As a user, I already interact with more than one IPA, and over time this number is only going to grow. I want to use the IPA that is both best and most convenient for my immediate need. I have no interest in being restricted to a single IPA vendor’s ecosystem; likewise I don’t want to have to juggle endpoints and IPAs for every little task. And Taco Bell wants to craft their own brand and persona into TacoBot instead of subsuming it into one of the platform IPAs or chasing every third-party platform in a replay of the mobile app days.

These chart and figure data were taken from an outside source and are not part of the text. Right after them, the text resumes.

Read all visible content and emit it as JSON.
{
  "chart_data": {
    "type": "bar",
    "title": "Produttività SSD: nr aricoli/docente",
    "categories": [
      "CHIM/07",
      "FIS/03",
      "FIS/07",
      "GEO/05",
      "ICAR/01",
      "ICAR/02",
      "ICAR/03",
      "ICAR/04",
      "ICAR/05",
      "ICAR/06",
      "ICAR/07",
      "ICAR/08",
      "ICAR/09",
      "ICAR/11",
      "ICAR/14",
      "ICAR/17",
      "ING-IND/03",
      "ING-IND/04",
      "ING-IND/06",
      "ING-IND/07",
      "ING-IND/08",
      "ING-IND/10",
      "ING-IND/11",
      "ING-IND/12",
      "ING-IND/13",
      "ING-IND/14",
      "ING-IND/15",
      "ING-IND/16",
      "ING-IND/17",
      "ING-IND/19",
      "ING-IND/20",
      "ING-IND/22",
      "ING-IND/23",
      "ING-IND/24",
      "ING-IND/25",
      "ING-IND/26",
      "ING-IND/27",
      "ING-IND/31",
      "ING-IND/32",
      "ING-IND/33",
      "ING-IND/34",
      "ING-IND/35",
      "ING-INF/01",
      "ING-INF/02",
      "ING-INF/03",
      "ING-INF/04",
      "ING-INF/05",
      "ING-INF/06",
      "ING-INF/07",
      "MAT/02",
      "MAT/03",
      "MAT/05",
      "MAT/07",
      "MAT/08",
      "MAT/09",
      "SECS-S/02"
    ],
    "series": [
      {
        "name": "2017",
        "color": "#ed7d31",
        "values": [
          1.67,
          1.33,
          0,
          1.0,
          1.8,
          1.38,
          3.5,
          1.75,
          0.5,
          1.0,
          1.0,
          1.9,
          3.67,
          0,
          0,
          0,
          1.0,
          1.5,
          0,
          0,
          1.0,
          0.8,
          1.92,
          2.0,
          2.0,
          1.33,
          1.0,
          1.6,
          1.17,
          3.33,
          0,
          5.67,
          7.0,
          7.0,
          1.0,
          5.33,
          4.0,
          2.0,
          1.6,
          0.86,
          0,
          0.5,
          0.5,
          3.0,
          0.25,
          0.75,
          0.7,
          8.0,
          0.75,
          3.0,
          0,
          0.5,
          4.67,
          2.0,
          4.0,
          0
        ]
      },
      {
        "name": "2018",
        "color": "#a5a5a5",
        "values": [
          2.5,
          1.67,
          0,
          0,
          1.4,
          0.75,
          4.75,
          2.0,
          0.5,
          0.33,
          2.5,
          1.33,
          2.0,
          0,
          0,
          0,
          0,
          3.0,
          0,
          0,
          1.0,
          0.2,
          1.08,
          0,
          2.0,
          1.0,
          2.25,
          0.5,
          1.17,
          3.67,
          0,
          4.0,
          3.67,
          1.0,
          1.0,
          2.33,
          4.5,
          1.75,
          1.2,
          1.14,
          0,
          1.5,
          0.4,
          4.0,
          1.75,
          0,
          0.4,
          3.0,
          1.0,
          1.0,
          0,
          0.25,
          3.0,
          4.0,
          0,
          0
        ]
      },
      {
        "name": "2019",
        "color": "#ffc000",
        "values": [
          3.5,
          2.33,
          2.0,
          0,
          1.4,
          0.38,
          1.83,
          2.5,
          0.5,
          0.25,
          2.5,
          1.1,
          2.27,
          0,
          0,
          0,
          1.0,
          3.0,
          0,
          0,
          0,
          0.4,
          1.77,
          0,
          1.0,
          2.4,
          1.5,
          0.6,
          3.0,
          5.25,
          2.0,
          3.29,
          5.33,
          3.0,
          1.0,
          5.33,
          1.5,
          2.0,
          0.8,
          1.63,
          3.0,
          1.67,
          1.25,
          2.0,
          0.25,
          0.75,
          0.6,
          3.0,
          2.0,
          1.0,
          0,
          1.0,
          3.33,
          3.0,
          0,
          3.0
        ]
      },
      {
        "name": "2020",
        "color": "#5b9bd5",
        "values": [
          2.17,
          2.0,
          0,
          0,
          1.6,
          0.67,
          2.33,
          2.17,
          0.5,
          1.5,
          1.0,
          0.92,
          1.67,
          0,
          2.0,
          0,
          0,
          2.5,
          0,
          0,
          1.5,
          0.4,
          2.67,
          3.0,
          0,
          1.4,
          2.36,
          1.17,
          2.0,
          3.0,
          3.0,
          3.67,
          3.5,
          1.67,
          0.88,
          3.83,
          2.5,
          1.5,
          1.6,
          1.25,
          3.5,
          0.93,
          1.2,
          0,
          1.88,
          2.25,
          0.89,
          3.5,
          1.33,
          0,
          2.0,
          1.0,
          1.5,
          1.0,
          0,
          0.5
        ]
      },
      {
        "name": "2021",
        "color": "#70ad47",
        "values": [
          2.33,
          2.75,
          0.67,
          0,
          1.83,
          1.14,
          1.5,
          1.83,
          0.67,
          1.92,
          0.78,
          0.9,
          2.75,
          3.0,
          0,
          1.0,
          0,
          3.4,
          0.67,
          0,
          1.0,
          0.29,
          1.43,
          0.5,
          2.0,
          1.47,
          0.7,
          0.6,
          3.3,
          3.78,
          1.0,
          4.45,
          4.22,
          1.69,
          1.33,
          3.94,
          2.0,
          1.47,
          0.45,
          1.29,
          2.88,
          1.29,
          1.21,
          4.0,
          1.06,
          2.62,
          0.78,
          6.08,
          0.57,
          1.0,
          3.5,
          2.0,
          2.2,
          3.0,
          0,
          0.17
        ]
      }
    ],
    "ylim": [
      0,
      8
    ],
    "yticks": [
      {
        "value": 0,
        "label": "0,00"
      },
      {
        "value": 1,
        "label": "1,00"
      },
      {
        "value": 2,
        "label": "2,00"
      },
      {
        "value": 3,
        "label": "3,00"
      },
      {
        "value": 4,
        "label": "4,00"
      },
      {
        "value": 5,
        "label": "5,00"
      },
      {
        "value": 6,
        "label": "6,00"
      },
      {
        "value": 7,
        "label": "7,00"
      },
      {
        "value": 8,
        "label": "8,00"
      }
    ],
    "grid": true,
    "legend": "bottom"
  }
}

What I really need is for the assorted IPAs in my life to work together on my behalf as a team. When I’m out and about, I want Siri to go ask Alexa when my order will arrive. Neither IPA alone can meet my criteria: report on order status while I’m away from my home, but Siri [mobile] and Alexa [connected to Amazon ordering] can achieve this collaboratively. Consider some of the aspects of complex, non-trivial tasks:

  • Mobility and location
  • Interactions with multiple, cross-vendor external systems
  • Asynchronous: real-world actions may take time to occur and aren’t containable within a one-time “conversation” with a current-state IPA
  • Deep understanding of both complicated domains and of my highly-personalized circumstances and context

So how do we herd these cats? One challenge is the mechanics of IPA-to-IPA communication. Will they speak the same language? How will each understand what another is good at? If the other is knowledgable about an area completely outside of the first IPA’s knowledge area?

APIs are the first, easiest option. They generally require explicit programming, but the interfaces are highly efficient and well-defined structurally. This is both a strength and a weakness, as well-defined structure imparts a rigidity and implication of understanding on both “client” and “server”. The Semantic Web was one attempt to address understanding gaps without explicit programming on both sides.

Another option is the utilization of human language. IPAs are rapidly learning to become better at this defining skill, and if they can communicate with people then why not use natural language capability with each other? Human language can be very expressive, if limited in information rate (good luck speaking more bits/s than a broadband connection), but efficiency and accuracy is a concern, at least with the current state of technology. One argument is that an IPA that does not fully understand a user’s language may better serve the user by simply relaying these words to another more suitable IPA instead of attempting to parse that poorly-understood language into an appropriate API call.

Of course, this is not an either/or decision and both may be utilized to better effect.

Language Interface for Conversation Ais

As this team of IPAs becomes more collaborative, another issue emerges that any manager will appreciate: how best to coordinate so that these IPAs function as a team rather than an inefficient collection of individuals.

  • One low-friction model is command-and-control. Alexa (or Siri, or Cortana, or Google, or… ) is the boss, makes dispatch decisions, and delegates to other IPAs.
  • Agile methodologies may provide inspiration for more collaborative processes. Goals are jointly broken down and estimated in terms of confidence, capability, etc. by the team of IPAs, and individual subtasks agreed upon and committed to by a voting system.
  • Because computation is cheap and generally fast in human time, a Darwinian approach may also work. Individual IPAs can proceed in competition and the best, or fastest, result wins. Previous wins, within a given context, will add a statistical advantage for the winning IPA in future tasks.

As IPAs become more and more entwined in our daily lives and embedded into the devices that surround us, we will learn to utilize them as a collaborative community rather than as individual devices. Unique personas become a “customer service” skill, but IPAs with whom we do not always wish to communicate directly still have value to provide. This collective intelligence is one of the directions in which we can expect to see significant advances.

* Also delicious, delicious beers. Mmmmmm beer…